The longer that Internet travel sites exist, the bigger their bubbles burst!
Have you had clients rave to you about the hundreds of dollars they've saved
by booking hotel rooms over the Web? Well, it's now official: Hotel Web
bookings are no bargain.
J.D. Power and Associates -- the nationally known research firm that ranks
cars and hospitals and all sorts of consumer products and services -- just
issued a brand-new study that concludes the following:
Consumers who book hotel rooms online pay the same amount, on
average, as those who book by telephone or through a travel agent. In
many cases, they will actually pay a little more.

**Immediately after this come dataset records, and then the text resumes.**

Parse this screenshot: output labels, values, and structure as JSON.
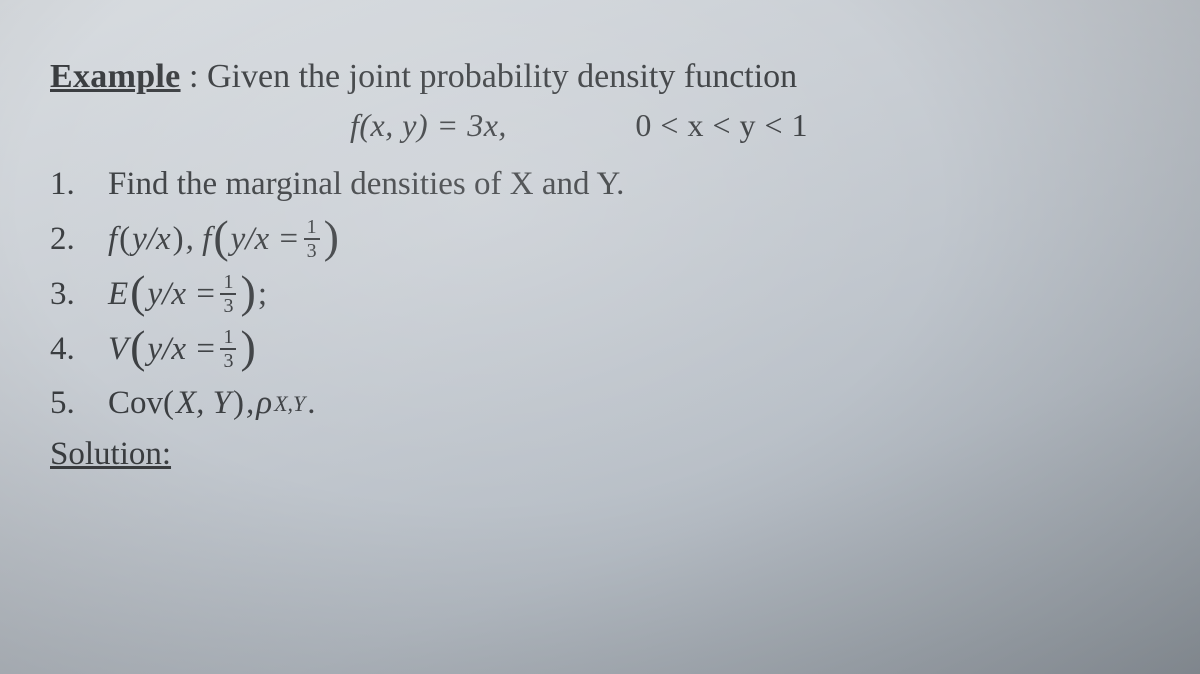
{
  "colors": {
    "text": "#3a3d40",
    "bg_top": "#d8dce0",
    "bg_bottom": "#9ba3ab"
  },
  "typography": {
    "family": "Georgia / Times serif",
    "base_size_pt": 24,
    "header_size_pt": 25,
    "frac_size_pt": 15
  },
  "header": {
    "example_label": "Example",
    "example_suffix": " :",
    "prompt": "Given the joint probability density function",
    "density": "f(x, y) = 3x,",
    "condition": "0 < x < y < 1"
  },
  "items": [
    {
      "num": "1.",
      "text_plain": "Find the marginal densities of X and Y."
    },
    {
      "num": "2.",
      "math": "f(y/x), f ( y/x = 1/3 )"
    },
    {
      "num": "3.",
      "math": "E ( y/x = 1/3 ) ;"
    },
    {
      "num": "4.",
      "math": "V ( y/x = 1/3 )"
    },
    {
      "num": "5.",
      "math": "Cov(X, Y), ρ_X,Y ."
    }
  ],
  "fraction": {
    "numerator": "1",
    "denominator": "3"
  },
  "solution_label": "Solution:"
}
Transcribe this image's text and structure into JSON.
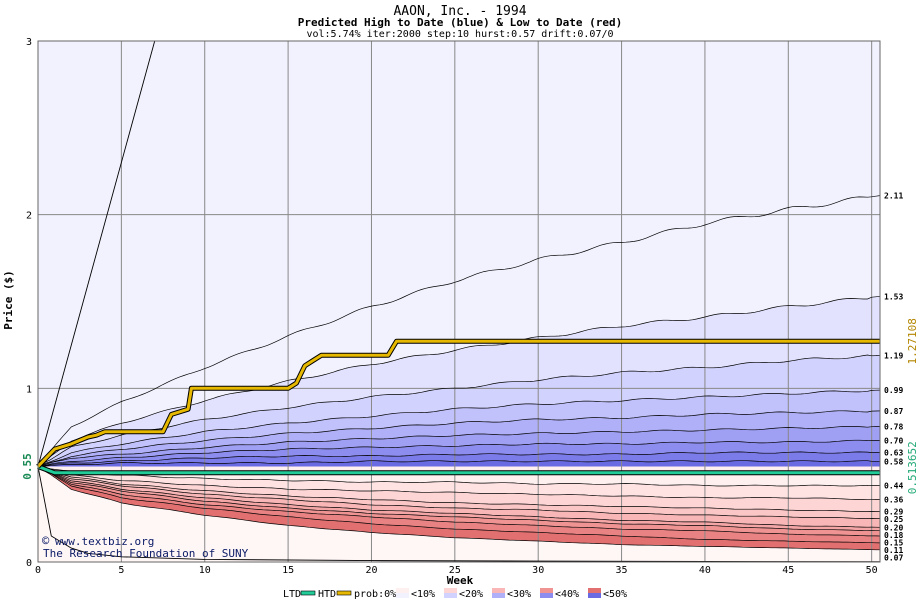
{
  "chart_data": {
    "type": "area",
    "title": "AAON, Inc. - 1994",
    "subtitle": "Predicted High to Date (blue) &  Low to Date (red)",
    "params": "vol:5.74% iter:2000 step:10 hurst:0.57 drift:0.07/0",
    "xlabel": "Week",
    "ylabel": "Price ($)",
    "xlim": [
      0,
      50.5
    ],
    "ylim": [
      0,
      3
    ],
    "x_ticks": [
      0,
      5,
      10,
      15,
      20,
      25,
      30,
      35,
      40,
      45,
      50
    ],
    "y_ticks": [
      0,
      1,
      2,
      3
    ],
    "grid": true,
    "start_price": 0.55,
    "start_label": "0.55",
    "high_marker_label": "1.27108",
    "low_marker_label": "0.513652",
    "upper_bands": [
      {
        "end_value": 2.11,
        "label": "2.11",
        "weeks": [
          0,
          2,
          5,
          10,
          15,
          20,
          25,
          30,
          35,
          40,
          45,
          50.5
        ],
        "values": [
          0.55,
          0.78,
          0.92,
          1.12,
          1.3,
          1.47,
          1.62,
          1.74,
          1.84,
          1.95,
          2.03,
          2.11
        ]
      },
      {
        "end_value": 1.53,
        "label": "1.53",
        "weeks": [
          0,
          2,
          5,
          10,
          15,
          20,
          25,
          30,
          35,
          40,
          45,
          50.5
        ],
        "values": [
          0.55,
          0.7,
          0.8,
          0.93,
          1.04,
          1.14,
          1.22,
          1.29,
          1.36,
          1.41,
          1.47,
          1.53
        ]
      },
      {
        "end_value": 1.19,
        "label": "1.19",
        "weeks": [
          0,
          2,
          5,
          10,
          15,
          20,
          25,
          30,
          35,
          40,
          45,
          50.5
        ],
        "values": [
          0.55,
          0.66,
          0.73,
          0.82,
          0.89,
          0.95,
          1.0,
          1.05,
          1.09,
          1.12,
          1.16,
          1.19
        ]
      },
      {
        "end_value": 0.99,
        "label": "0.99",
        "weeks": [
          0,
          2,
          5,
          10,
          15,
          20,
          25,
          30,
          35,
          40,
          45,
          50.5
        ],
        "values": [
          0.55,
          0.63,
          0.68,
          0.75,
          0.8,
          0.84,
          0.88,
          0.91,
          0.93,
          0.95,
          0.97,
          0.99
        ]
      },
      {
        "end_value": 0.87,
        "label": "0.87",
        "weeks": [
          0,
          2,
          5,
          10,
          15,
          20,
          25,
          30,
          35,
          40,
          45,
          50.5
        ],
        "values": [
          0.55,
          0.61,
          0.65,
          0.7,
          0.74,
          0.77,
          0.8,
          0.82,
          0.83,
          0.85,
          0.86,
          0.87
        ]
      },
      {
        "end_value": 0.78,
        "label": "0.78",
        "weeks": [
          0,
          2,
          5,
          10,
          15,
          20,
          25,
          30,
          35,
          40,
          45,
          50.5
        ],
        "values": [
          0.55,
          0.6,
          0.62,
          0.66,
          0.69,
          0.71,
          0.73,
          0.74,
          0.75,
          0.76,
          0.77,
          0.78
        ]
      },
      {
        "end_value": 0.7,
        "label": "0.70",
        "weeks": [
          0,
          2,
          5,
          10,
          15,
          20,
          25,
          30,
          35,
          40,
          45,
          50.5
        ],
        "values": [
          0.55,
          0.58,
          0.6,
          0.63,
          0.65,
          0.66,
          0.67,
          0.68,
          0.68,
          0.69,
          0.69,
          0.7
        ]
      },
      {
        "end_value": 0.63,
        "label": "0.63",
        "weeks": [
          0,
          2,
          5,
          10,
          15,
          20,
          25,
          30,
          35,
          40,
          45,
          50.5
        ],
        "values": [
          0.55,
          0.57,
          0.58,
          0.6,
          0.61,
          0.61,
          0.62,
          0.62,
          0.62,
          0.63,
          0.63,
          0.63
        ]
      },
      {
        "end_value": 0.58,
        "label": "0.58",
        "weeks": [
          0,
          2,
          5,
          10,
          15,
          20,
          25,
          30,
          35,
          40,
          45,
          50.5
        ],
        "values": [
          0.55,
          0.56,
          0.57,
          0.57,
          0.57,
          0.58,
          0.58,
          0.58,
          0.58,
          0.58,
          0.58,
          0.58
        ]
      }
    ],
    "lower_bands": [
      {
        "end_value": 0.44,
        "label": "0.44",
        "weeks": [
          0,
          2,
          5,
          10,
          15,
          20,
          25,
          30,
          35,
          40,
          45,
          50.5
        ],
        "values": [
          0.55,
          0.52,
          0.5,
          0.48,
          0.47,
          0.46,
          0.46,
          0.45,
          0.45,
          0.44,
          0.44,
          0.44
        ]
      },
      {
        "end_value": 0.36,
        "label": "0.36",
        "weeks": [
          0,
          2,
          5,
          10,
          15,
          20,
          25,
          30,
          35,
          40,
          45,
          50.5
        ],
        "values": [
          0.55,
          0.5,
          0.47,
          0.44,
          0.42,
          0.41,
          0.4,
          0.39,
          0.38,
          0.37,
          0.37,
          0.36
        ]
      },
      {
        "end_value": 0.29,
        "label": "0.29",
        "weeks": [
          0,
          2,
          5,
          10,
          15,
          20,
          25,
          30,
          35,
          40,
          45,
          50.5
        ],
        "values": [
          0.55,
          0.49,
          0.45,
          0.41,
          0.38,
          0.36,
          0.34,
          0.33,
          0.32,
          0.31,
          0.3,
          0.29
        ]
      },
      {
        "end_value": 0.25,
        "label": "0.25",
        "weeks": [
          0,
          2,
          5,
          10,
          15,
          20,
          25,
          30,
          35,
          40,
          45,
          50.5
        ],
        "values": [
          0.55,
          0.48,
          0.44,
          0.39,
          0.36,
          0.33,
          0.31,
          0.3,
          0.28,
          0.27,
          0.26,
          0.25
        ]
      },
      {
        "end_value": 0.2,
        "label": "0.20",
        "weeks": [
          0,
          2,
          5,
          10,
          15,
          20,
          25,
          30,
          35,
          40,
          45,
          50.5
        ],
        "values": [
          0.55,
          0.47,
          0.42,
          0.37,
          0.33,
          0.3,
          0.28,
          0.26,
          0.24,
          0.23,
          0.21,
          0.2
        ]
      },
      {
        "end_value": 0.18,
        "label": "0.18",
        "weeks": [
          0,
          2,
          5,
          10,
          15,
          20,
          25,
          30,
          35,
          40,
          45,
          50.5
        ],
        "values": [
          0.55,
          0.46,
          0.41,
          0.35,
          0.31,
          0.28,
          0.26,
          0.24,
          0.22,
          0.21,
          0.19,
          0.18
        ]
      },
      {
        "end_value": 0.15,
        "label": "0.15",
        "weeks": [
          0,
          2,
          5,
          10,
          15,
          20,
          25,
          30,
          35,
          40,
          45,
          50.5
        ],
        "values": [
          0.55,
          0.45,
          0.39,
          0.33,
          0.29,
          0.26,
          0.23,
          0.21,
          0.19,
          0.18,
          0.16,
          0.15
        ]
      },
      {
        "end_value": 0.11,
        "label": "0.11",
        "weeks": [
          0,
          2,
          5,
          10,
          15,
          20,
          25,
          30,
          35,
          40,
          45,
          50.5
        ],
        "values": [
          0.55,
          0.44,
          0.37,
          0.31,
          0.26,
          0.22,
          0.19,
          0.17,
          0.15,
          0.13,
          0.12,
          0.11
        ]
      },
      {
        "end_value": 0.07,
        "label": "0.07",
        "weeks": [
          0,
          2,
          5,
          10,
          15,
          20,
          25,
          30,
          35,
          40,
          45,
          50.5
        ],
        "values": [
          0.55,
          0.42,
          0.34,
          0.27,
          0.21,
          0.17,
          0.14,
          0.12,
          0.1,
          0.09,
          0.08,
          0.07
        ]
      }
    ],
    "max_line": {
      "weeks": [
        0,
        7
      ],
      "values": [
        0.55,
        3.0
      ]
    },
    "min_line": {
      "weeks": [
        0,
        0.8,
        2,
        3,
        5,
        10,
        20,
        30,
        40,
        50.5
      ],
      "values": [
        0.55,
        0.15,
        0.08,
        0.05,
        0.03,
        0.015,
        0.008,
        0.005,
        0.003,
        0.002
      ]
    },
    "high_to_date": {
      "weeks": [
        0,
        0.5,
        1,
        2,
        2.5,
        3,
        3.5,
        4,
        7.5,
        8,
        9,
        9.2,
        15,
        15.5,
        16,
        16.5,
        17,
        21,
        21.5,
        50.5
      ],
      "values": [
        0.55,
        0.6,
        0.65,
        0.68,
        0.7,
        0.72,
        0.73,
        0.75,
        0.75,
        0.85,
        0.88,
        1.0,
        1.0,
        1.03,
        1.13,
        1.16,
        1.19,
        1.19,
        1.27108,
        1.27108
      ]
    },
    "low_to_date": {
      "weeks": [
        0,
        1,
        50.5
      ],
      "values": [
        0.55,
        0.513652,
        0.513652
      ]
    },
    "legend": {
      "ltd": "LTD",
      "htd": "HTD",
      "prob_label": "prob:0%",
      "items": [
        "<10%",
        "<20%",
        "<30%",
        "<40%",
        "<50%"
      ]
    },
    "credit": {
      "site": "www.textbiz.org",
      "org": "The Research Foundation of SUNY"
    },
    "colors": {
      "blue_bands": [
        "#f2f2ff",
        "#e2e2ff",
        "#d2d2fe",
        "#c1c1fb",
        "#b0b0f8",
        "#9f9ff4",
        "#8d8def",
        "#7b7be9",
        "#6a6ae2"
      ],
      "red_bands": [
        "#fff0f0",
        "#ffe3e3",
        "#fdd5d5",
        "#fbc6c6",
        "#f8b6b6",
        "#f4a5a5",
        "#ef9393",
        "#e98282",
        "#e27070"
      ],
      "htd_line": "#e6b800",
      "ltd_line": "#22cc99",
      "high_marker": "#b38600",
      "low_marker": "#22aa77",
      "credit_text": "#0a1a66"
    }
  }
}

Budget hotels (EconoLodge, Days Inn, Travelodge): $64 booked online
vs. $63 booked offline
Mid-price full-service hotels (Best Western, Howard Johnson, Holiday
Inn): $85 online vs. $83 offline
Mid-price limited-service hotels (AmeriSuites, Comfort Inn, La
Quinta): $79 online vs. $77 offline
Upscale hotels (Embassy Suites, Hilton, Hyatt, Marriott): $115
online vs. $119 offline
The J.D. Power study included standard travel Web sites (Expedia,
Travelocity), auction sites (Priceline.com), hotel specialists (Hotels.com),
and the hotel chains' own Web sites.